Why Oil could Top $100 in Q4 2023

Oil prices have soared to a 10-month high on Wednesday, with a surprise build in U.S. crude inventories failing to dampen expectations of tight supplies for the rest of the year. Front-month November Brent crude closed +1.5% at $92.06/bbl, its best settlement since November 16 while U.S. front-month Nymex crude for October delivery settled +1.8% to $88.84/bbl, its highest closing price since November 11, 2022. WTI and Brent have now gained 10.7% and 7.1% YTD, respectively.
The latest weekly data by the International Energy Agency (IEA) showed that U.S. crude inventories rose by 4 million barrels to 420.6 million barrels, a large increase compared to expectations by a Reuters poll for a 1.9 million-barrel drop. The Paris-based energy watchdog has revised down its demand growth forecast by 600,000 bpd.
But that setback has failed to persuade the bulls to cross the aisle.
“The big picture is the extended voluntary production cuts by Saudi Arabia and Russia. The deficit is now broadly equal to the Saudi additional voluntary cut,” Andrew Lipow, president of Lipow Oil Associates in Houston, told Reuters.
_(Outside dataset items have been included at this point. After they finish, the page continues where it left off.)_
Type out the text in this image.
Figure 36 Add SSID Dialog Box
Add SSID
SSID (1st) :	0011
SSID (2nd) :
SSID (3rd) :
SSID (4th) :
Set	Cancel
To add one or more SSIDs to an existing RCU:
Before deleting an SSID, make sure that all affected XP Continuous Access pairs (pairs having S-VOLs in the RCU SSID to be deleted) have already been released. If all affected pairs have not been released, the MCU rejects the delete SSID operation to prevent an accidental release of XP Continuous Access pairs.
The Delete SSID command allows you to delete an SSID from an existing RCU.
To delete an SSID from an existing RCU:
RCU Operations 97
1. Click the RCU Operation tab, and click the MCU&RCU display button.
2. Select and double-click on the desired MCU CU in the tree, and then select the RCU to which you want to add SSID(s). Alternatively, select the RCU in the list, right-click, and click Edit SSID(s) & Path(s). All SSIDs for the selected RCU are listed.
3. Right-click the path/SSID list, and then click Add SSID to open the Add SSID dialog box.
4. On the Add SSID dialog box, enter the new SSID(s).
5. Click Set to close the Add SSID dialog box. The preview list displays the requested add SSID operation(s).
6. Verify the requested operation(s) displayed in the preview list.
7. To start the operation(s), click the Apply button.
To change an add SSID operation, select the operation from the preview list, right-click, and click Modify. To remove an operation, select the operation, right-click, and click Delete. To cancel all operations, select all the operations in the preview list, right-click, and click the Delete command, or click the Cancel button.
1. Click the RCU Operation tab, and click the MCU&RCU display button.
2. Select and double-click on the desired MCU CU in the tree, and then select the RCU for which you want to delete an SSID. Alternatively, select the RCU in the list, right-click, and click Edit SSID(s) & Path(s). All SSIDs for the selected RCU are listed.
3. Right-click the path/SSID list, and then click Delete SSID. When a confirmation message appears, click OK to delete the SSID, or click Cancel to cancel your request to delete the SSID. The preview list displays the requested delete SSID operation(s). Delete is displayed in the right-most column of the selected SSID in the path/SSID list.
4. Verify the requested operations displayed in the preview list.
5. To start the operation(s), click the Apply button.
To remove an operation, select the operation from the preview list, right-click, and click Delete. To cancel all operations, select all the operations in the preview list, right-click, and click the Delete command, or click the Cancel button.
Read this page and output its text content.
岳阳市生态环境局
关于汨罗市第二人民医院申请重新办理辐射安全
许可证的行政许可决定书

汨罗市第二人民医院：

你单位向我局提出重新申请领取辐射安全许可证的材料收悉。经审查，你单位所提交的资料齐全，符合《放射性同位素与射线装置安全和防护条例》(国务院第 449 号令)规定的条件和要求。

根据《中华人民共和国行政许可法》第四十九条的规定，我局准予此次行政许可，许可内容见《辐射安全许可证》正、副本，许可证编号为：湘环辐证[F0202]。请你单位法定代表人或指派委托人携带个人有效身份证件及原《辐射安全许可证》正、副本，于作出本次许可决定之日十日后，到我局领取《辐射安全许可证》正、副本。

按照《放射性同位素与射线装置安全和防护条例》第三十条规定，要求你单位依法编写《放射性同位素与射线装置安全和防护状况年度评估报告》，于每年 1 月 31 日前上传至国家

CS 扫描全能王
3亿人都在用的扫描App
The two countries have extended production cuts of 1.3 million barrels per day (bpd) of crude to year end, which Bank of America has predicted will lift Brent futures above the $100 a barrel threshold before the end of the year.
The OPEC Secretariat Oil Market Report published on 12 September contained few significant changes, with the demand growth forecasts unchanged at 2.44 mb/d in 2023 and 2.45 mb/d in 2024 while non-OPEC supply growth was revised higher by 69 thousand barrels per day (kb/d) to 1.58 mb/d in 2023 and revised 6 kb/d lower to 1.38 mb/d in 2024.
Commodity analysts at Standard Chartered remain firmly in the bull camp. The analysts have noted that oil prices have been driven higher in Q3 by sharp falls in inventories caused by excess demand, and have predicted that dynamic will continue in Q4. According to StanChart’s demand model, global crude inventories rose by 203 million barrels (mb) in H2-2022 but have forecast a 180 turn from that trend with global inventories expected to fall by 313 mb in H2-2023. The analysts have also predicted draws will average 1.4 mb/d in Q4, lower than Q3’s 2.0 mb/d average and August’s peak 3.1 mb/d draw, representing a significant additional tightening from a base of already low inventories. Meanwhile, the experts have forecast that China’s demand growth will continue being relatively slow and that U.S. supply growth will be relatively fast. Overall, they see a sizable net tightening remaining, reinforced in large part by a considerable y/y reduction in OPEC supply.
And, now to the part that really matters: StanChart has forecast Brent prices in Q4 2023 to average USD 93/barrel (bbl), a prediction that has remained virtually unchanged for the past 15 months despite Brent trading across a wide USD 50/bbl range during that period. That said, the analysts have cautioned that their forecast is a period average rather than a point forecast and hence have not ruled out an intra-Q4 high above USD 100/bbl. Indeed, they are confident that oil prices are more likely than not to surprise to the upside.
Hedge Funds Turn Ultra-Bullish
Just three months ago, oil markets were extremely bearish and rife with short-sellers, thanks to an abundance of negative catalysts including elevated inventory levels, rising supplies by Russia, Iran and Venezuela, weak global demand and sub-par recovery by the Chinese economy. Indeed, StanChart revealed that speculative short volumes were at one point more than six times larger than those after the collapse of Lehman Brothers and Bear Stearns in 2008.
But market sentiment has now improved quite dramatically, with hedge funds rushing back into the oil market with their most bullish wagers in more than a year after the extension of cuts by Saudi Arabia and Russia have sent crude surging 30 per cent since mid-June. In fact, the latest data showing positioning by money managers has revealed that they are at the most bullish on U.S. crude since June 2022.
“A considerable amount of dry powder had been sitting on the sidelines, meaning the recent strong tape could set off a further chase and catch-up in positioning. This oil market has evolved into as much of a momentum-based market as it is a fundamentally based one,” Michael Tran, a global energy strategist at RBC Capital Markets, has told Bloomberg.